Serotonin Is Still Alive and Well in Psychiatry Land

In the September 2015 issue of JAMA Psychiatry, a team of Swedish researchers (see Frick et al.) published a study evaluating the serotonin system in persons with social anxiety.  They used Positron Emission Tomography an imaging technique wherein radio-active molecules that will bind in particular places in the brain and then allow for quantification of particular molecules in the brain are employed.  The researchers used two different molecules:  [11C]5-HTP, which is a precursor to the production of serotonin, and 5-hydoxytryptophan labeled with Carbon-11 that will bind to the serotonin transporter.  What the researchers found was an increase in both of these substances in brain areas that are known to be active during the experience of anxiety, viz., the amygdala and the dorsal Anterior Cingulate Gyrus.  The researchers concluded, “Collectively, these findings suggest that extracellular serotonin in the amygdala and dorsal ACC is positively related to severity of social anxiety symptoms” p. 789.  Translated into English, the researcher found that more serotonin release occurs during social anxiety.

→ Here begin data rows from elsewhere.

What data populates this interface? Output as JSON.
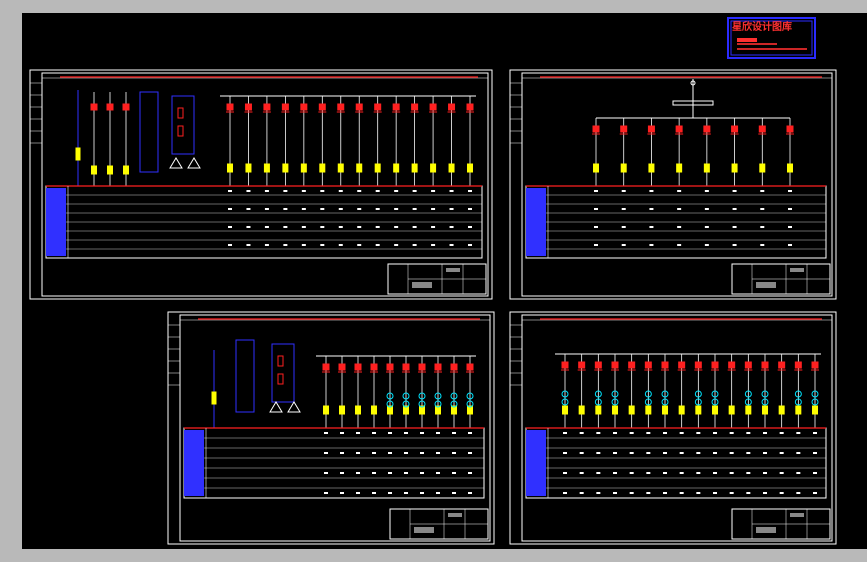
{
  "viewer": {
    "background_color": "#b9b9b9",
    "model_space_color": "#000000"
  },
  "watermark": {
    "title": "星欣设计图库",
    "colors": {
      "frame": "#2b2bff",
      "text": "#ff3030"
    }
  },
  "drawing_colors": {
    "frame": "#ffffff",
    "busbar": "#ff2020",
    "breaker": "#ff2020",
    "cable": "#ffff00",
    "ct": "#00e5ff",
    "panel": "#3030ff",
    "table_header": "#3030ff",
    "text_small": "#ffffff"
  },
  "sheets": [
    {
      "id": "sheet-1",
      "feeders": 14,
      "legend_rows": 8
    },
    {
      "id": "sheet-2",
      "feeders": 8,
      "legend_rows": 8
    },
    {
      "id": "sheet-3",
      "feeders": 10,
      "legend_rows": 7
    },
    {
      "id": "sheet-4",
      "feeders": 16,
      "legend_rows": 7
    }
  ]
}
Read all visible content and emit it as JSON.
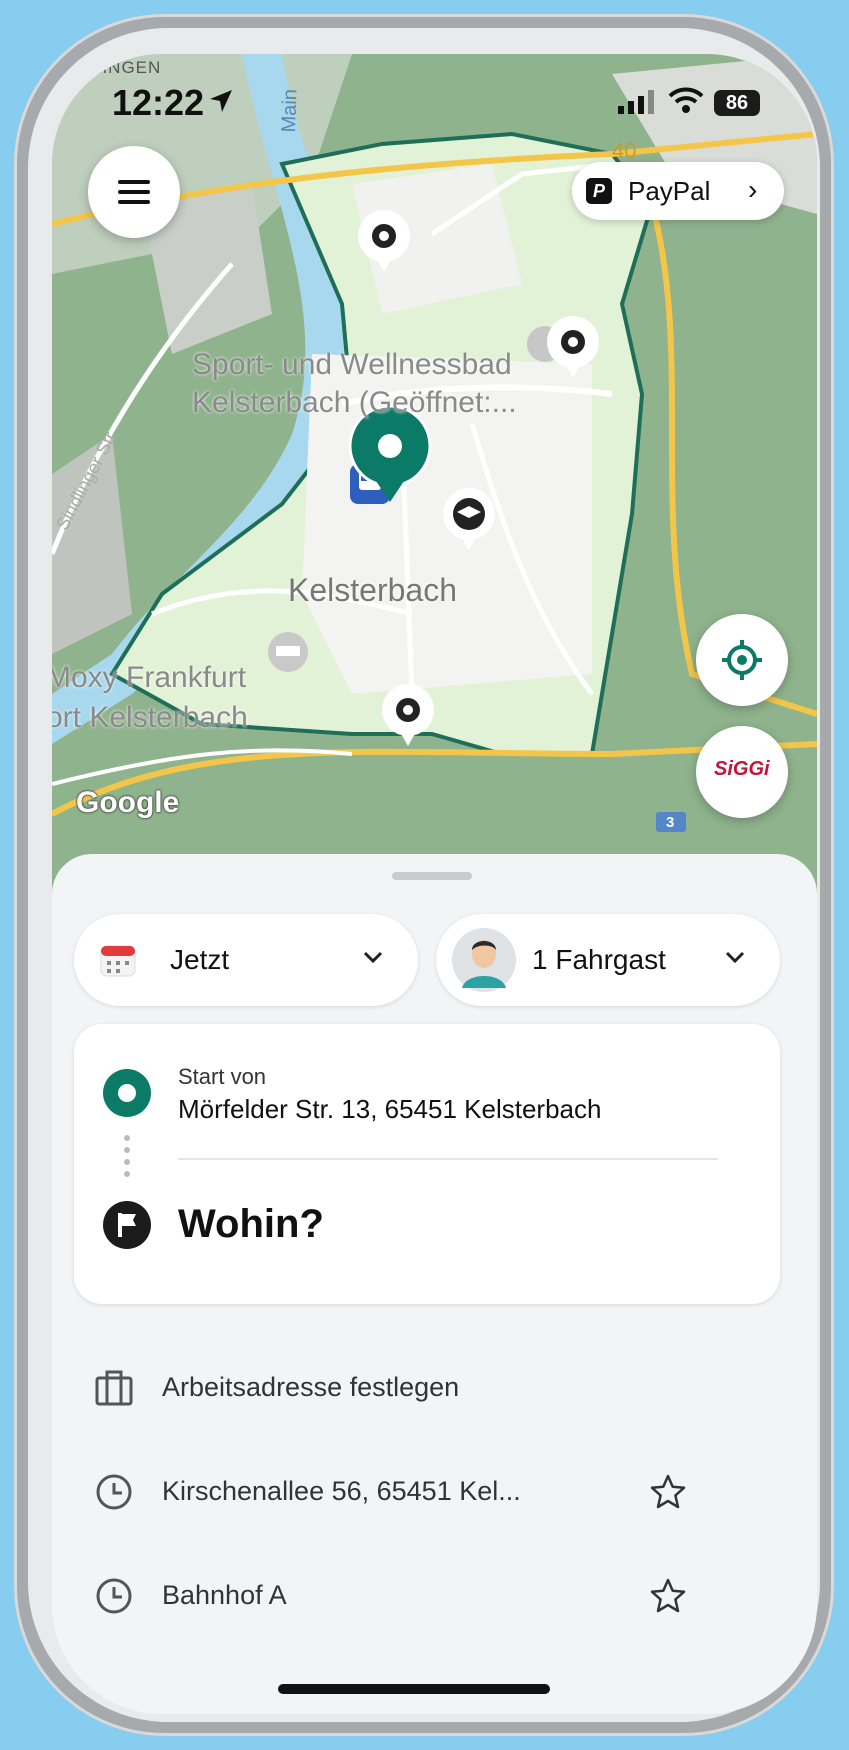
{
  "status_bar": {
    "location_label": "LINGEN",
    "time": "12:22",
    "battery": "86"
  },
  "map": {
    "labels": {
      "poi_1_line1": "Sport- und Wellnessbad",
      "poi_1_line2": "Kelsterbach (Geöffnet:...",
      "town": "Kelsterbach",
      "hotel_line1": "Moxy Frankfurt",
      "hotel_line2": "ort Kelsterbach",
      "river": "Main",
      "street": "Sindlinger Str.",
      "road_number_1": "40",
      "road_number_2": "3",
      "attribution": "Google"
    },
    "colors": {
      "zone_fill": "#e3f3d8",
      "zone_border": "#1e6e58",
      "accent": "#0b7a66"
    }
  },
  "toolbar": {
    "paypal_label": "PayPal",
    "siggi_label": "SiGGi"
  },
  "booking": {
    "when_label": "Jetzt",
    "passengers_label": "1 Fahrgast",
    "start_label": "Start von",
    "start_address": "Mörfelder Str. 13, 65451 Kelsterbach",
    "destination_placeholder": "Wohin?"
  },
  "suggestions": [
    {
      "icon": "briefcase-icon",
      "label": "Arbeitsadresse festlegen",
      "favorite": false
    },
    {
      "icon": "clock-icon",
      "label": "Kirschenallee 56, 65451 Kel...",
      "favorite": true
    },
    {
      "icon": "clock-icon",
      "label": "Bahnhof A",
      "favorite": true
    }
  ]
}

Of course, the findings here are in direct contradiction to what the pharmaceutical companies would have us believe: anxiety and depression are caused by deficit levels of serotonin. There was an editorial by Stein and Andrews published in the same issue of JAMA Psychiatry in the “Clinical Review and Education” section which attempted to obfuscate the findings by referencing the heterogeneity in persons who exhibit social anxiety.

Unfortunately, neither Frick et al. article or the editorial referenced the work of neuroscientist Steven Maier on learned helplessness. Neuroscientists have been investigating what happens in the brains of animals that are subjected to uncontrollable shock for the last 30 years.  Given uncontrollable shock, the animals appear depressed and essentially “give-up” failing to make response that could turn off the shock when the opportunity is presented.  It turns out that one of the first areas to be activated by uncontrollable shock contains serotonin neurons in the caudal-dorsal raphe that project to the amygdala.  If these serotonergic neurons are destroyed, then no learned helplessness.  The Frick et al. findings are very consistent with the animal work: serotonin creates anxiety/depression.

While the Frick et al. findings are consistent with data on learned helplessness, Chris Lowry, a colleague of Steven Maier at University of Colorado, has identified multiple serotonin circuits in the raphe. While one of these circuits produces learned helplessness, another circuit turns it off.  Thus, serotonin is just another work-horse neurotransmitter capable of creating opposite effects.  It’s the connections among the neurons, not the particular chemical making the connections, that determines the outcome.  This is another “bad news” story for the pharmaceutical houses because ingesting a chemical such an SSRI, which presumably elevates serotonin in all circuits, will yield unpredictable effects.  There is no way given current technology to target the serotonin neurons you want.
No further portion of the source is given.